Lo so, nove stelle vi sembreranno esagerate. Sucker Punch è stato stroncato dalla grande maggioranza dei critici, e anche chi è stato più indulgente non ha mai pensato che fosse un capolavoro. Ma ho la sensazione che il messaggio più profondo del film non sia stato capito. Tutti pensano che la protagonista trasfiguri l’insostenibile realtà del manicomio in un mondo di sua invenzione – non una volta, in effetti, ma due: c’è un ulteriore livello di realtà, che viene raggiunto durante le danze di Babydoll. A questo sembrano alludere una delle battute di apertura: «It’s everyone of us who holds power over the world we create» e Madame Gorski: «You control this world. […] What you are imagining right now, that world you control. That place can be as real as any pain». Ma a quale mondo ci si sta riferendo, esattamente? Se esistono tre livelli di realtà, cosa impedisce che ce ne sia un quarto, *più alto*? Un’allusione è contenuta forse nel siparietto che accompagna i titoli di coda, là dove ritroviamo i sei protagonisti su un diverso, ennesimo palcoscenico; ma l’indizio più importante è nelle battute finali: «And finally this question, the mystery of who’s story it will be. Of who draws the curtain. Who is it that chooses our steps in the dance? Who drives us mad? Lashes us with whips and crowns us with victory when we survive the impossible? Who is it, that does all of these things? Who honors those we love for the very life we live? Who sends monsters to kill us, and at the same time sings that we will never die? Who teaches us what’s real and how to laugh at lies? Who decides why we live and what we’ll die to defend? Who chains us? And who holds the key that can set us free… It’s you. You have all the weapons you need. Now fight!». Qui si parla della vita, non di una fantasia; della vita reale – o meglio, che sembra reale – della vita che è rappresentazione, sogno da noi stessi sognato. Ecco perché l’autista che salva Sweet Pea ha le stesse fattezze del saggio (o del leader) sognato da Babydoll, ed ecco perché l’insegna su cui è scritto «Paradise» superata nel finale dal pullman è stata anticipata più volte nel film con vari riferimenti a un «paradiso» da raggiungere: queste coincidenze sono possibili solo se Sweet Pea e Babydoll sono soltanto i personaggi di un sogno di livello ancora superiore.
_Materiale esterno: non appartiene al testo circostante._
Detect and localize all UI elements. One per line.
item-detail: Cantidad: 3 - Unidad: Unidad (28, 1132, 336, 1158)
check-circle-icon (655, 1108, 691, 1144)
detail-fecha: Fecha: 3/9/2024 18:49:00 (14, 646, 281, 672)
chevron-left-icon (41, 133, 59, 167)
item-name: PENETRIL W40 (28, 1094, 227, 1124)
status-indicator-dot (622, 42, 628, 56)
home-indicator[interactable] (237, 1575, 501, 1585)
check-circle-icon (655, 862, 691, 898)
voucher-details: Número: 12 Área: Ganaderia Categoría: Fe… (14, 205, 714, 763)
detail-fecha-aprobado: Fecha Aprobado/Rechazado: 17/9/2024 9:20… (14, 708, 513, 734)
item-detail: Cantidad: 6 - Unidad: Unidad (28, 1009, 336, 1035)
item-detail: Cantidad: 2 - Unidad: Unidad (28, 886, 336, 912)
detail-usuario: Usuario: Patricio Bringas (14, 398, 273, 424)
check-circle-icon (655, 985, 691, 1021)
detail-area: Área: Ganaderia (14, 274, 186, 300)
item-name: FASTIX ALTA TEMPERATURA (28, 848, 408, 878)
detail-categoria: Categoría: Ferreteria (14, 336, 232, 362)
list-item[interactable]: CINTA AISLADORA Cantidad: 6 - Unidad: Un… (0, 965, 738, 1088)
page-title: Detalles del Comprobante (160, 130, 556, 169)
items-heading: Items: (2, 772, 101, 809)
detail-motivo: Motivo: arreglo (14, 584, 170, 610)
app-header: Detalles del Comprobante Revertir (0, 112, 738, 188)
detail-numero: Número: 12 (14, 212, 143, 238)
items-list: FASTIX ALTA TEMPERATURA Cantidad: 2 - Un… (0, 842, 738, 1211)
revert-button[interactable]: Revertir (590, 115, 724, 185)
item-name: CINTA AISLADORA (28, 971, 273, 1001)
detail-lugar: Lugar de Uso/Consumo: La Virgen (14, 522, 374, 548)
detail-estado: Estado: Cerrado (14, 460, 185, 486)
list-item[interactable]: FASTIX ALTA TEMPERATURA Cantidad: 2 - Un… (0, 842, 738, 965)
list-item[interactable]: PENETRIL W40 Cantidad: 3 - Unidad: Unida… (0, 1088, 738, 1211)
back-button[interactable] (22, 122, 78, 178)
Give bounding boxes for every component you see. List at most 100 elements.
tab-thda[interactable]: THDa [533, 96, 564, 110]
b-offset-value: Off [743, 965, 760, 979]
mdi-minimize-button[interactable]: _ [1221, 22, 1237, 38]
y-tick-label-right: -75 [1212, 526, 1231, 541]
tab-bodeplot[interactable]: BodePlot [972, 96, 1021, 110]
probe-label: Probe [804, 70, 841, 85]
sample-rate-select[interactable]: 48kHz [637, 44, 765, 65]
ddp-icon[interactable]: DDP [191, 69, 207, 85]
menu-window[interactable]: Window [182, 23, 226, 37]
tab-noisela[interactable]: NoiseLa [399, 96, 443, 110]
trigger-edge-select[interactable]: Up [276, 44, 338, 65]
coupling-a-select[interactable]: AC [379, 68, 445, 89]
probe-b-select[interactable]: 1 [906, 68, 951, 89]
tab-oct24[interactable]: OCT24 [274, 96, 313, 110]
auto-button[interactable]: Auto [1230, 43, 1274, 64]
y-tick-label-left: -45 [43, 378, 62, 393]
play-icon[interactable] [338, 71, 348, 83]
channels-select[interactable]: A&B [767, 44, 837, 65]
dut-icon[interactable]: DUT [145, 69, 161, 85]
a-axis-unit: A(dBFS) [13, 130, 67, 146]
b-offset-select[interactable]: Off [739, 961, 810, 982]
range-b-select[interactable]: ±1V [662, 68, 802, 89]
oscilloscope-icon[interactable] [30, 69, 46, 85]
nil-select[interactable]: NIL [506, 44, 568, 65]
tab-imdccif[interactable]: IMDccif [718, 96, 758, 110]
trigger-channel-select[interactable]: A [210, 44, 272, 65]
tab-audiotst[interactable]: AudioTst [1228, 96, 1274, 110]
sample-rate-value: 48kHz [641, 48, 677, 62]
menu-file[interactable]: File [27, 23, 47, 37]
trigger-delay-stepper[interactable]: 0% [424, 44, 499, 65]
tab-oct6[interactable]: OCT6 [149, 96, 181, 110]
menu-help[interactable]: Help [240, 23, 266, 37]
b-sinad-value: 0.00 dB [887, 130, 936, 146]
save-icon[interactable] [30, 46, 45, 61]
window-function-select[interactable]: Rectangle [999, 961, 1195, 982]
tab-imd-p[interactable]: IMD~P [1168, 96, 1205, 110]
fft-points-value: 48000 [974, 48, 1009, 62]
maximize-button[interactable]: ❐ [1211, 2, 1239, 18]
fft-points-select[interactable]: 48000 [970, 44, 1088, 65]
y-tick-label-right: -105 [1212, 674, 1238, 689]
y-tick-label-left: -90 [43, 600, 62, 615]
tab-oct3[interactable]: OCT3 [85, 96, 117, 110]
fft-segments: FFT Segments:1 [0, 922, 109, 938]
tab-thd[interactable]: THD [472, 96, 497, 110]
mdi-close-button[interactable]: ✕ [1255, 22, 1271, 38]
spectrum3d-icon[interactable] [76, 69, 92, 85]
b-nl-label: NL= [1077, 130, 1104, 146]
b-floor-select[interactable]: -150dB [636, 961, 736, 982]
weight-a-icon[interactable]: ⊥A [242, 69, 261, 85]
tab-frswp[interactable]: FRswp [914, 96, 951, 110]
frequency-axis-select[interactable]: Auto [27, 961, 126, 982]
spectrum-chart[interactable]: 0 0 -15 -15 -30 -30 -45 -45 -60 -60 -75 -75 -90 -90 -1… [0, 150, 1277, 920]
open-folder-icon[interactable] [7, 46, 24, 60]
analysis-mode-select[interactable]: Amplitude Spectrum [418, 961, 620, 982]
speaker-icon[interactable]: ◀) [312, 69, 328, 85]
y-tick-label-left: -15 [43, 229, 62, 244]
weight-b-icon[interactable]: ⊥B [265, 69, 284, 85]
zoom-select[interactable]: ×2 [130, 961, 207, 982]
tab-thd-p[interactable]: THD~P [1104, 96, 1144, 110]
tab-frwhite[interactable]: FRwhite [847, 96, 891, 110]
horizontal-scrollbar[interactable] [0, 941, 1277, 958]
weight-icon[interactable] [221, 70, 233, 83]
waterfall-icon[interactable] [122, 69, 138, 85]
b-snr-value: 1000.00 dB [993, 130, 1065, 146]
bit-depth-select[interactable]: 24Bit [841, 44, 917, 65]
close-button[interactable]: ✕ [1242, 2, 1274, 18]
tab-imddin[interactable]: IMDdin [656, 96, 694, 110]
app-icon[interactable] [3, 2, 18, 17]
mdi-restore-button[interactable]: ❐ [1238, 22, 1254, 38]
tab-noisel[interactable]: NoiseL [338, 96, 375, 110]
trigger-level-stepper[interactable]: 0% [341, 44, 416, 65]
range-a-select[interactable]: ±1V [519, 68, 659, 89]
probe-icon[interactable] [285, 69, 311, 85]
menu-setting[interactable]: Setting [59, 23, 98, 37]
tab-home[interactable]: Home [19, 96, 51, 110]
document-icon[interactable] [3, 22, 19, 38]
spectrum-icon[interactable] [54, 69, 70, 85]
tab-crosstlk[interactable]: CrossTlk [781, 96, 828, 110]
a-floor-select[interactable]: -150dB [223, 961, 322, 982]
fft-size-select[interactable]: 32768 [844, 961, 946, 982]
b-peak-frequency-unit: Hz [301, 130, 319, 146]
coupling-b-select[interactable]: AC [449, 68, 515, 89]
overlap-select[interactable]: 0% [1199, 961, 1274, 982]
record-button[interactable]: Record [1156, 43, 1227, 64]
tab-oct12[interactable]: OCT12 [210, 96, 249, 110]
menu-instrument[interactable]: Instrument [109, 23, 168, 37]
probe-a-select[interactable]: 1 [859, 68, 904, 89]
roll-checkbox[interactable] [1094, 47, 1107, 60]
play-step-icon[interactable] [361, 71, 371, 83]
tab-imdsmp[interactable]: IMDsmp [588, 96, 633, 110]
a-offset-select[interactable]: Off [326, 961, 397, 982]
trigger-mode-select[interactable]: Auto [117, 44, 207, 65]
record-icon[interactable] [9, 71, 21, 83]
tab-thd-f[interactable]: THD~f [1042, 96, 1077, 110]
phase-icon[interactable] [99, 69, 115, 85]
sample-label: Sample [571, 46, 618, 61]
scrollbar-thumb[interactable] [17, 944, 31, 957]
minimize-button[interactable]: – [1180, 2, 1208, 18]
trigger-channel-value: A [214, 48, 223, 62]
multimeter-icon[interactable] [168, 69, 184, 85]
Se ho visto bene, il tema reso popolare da Matrix ritorna insomma qui, ma in forma molto più allusiva ed elegante. Il film ovviamente non è perfetto: il cast non è sempre all’altezza (forse con l’eccezione di Jena Malone); in particolare avrei preferito una protagonista meno inquietante di Emily Browning, che non mi è sembrata molto in parte, e i temi dei sogni-danza di Babydoll avrebbero dovuto essere più maturi, più adulti (anche se quello ambientato nelle trincee costituisce un apprezzabile esempio di estetica steampunk). Ma anche così il film vale molto di più di quanto voglia l’opinione comune.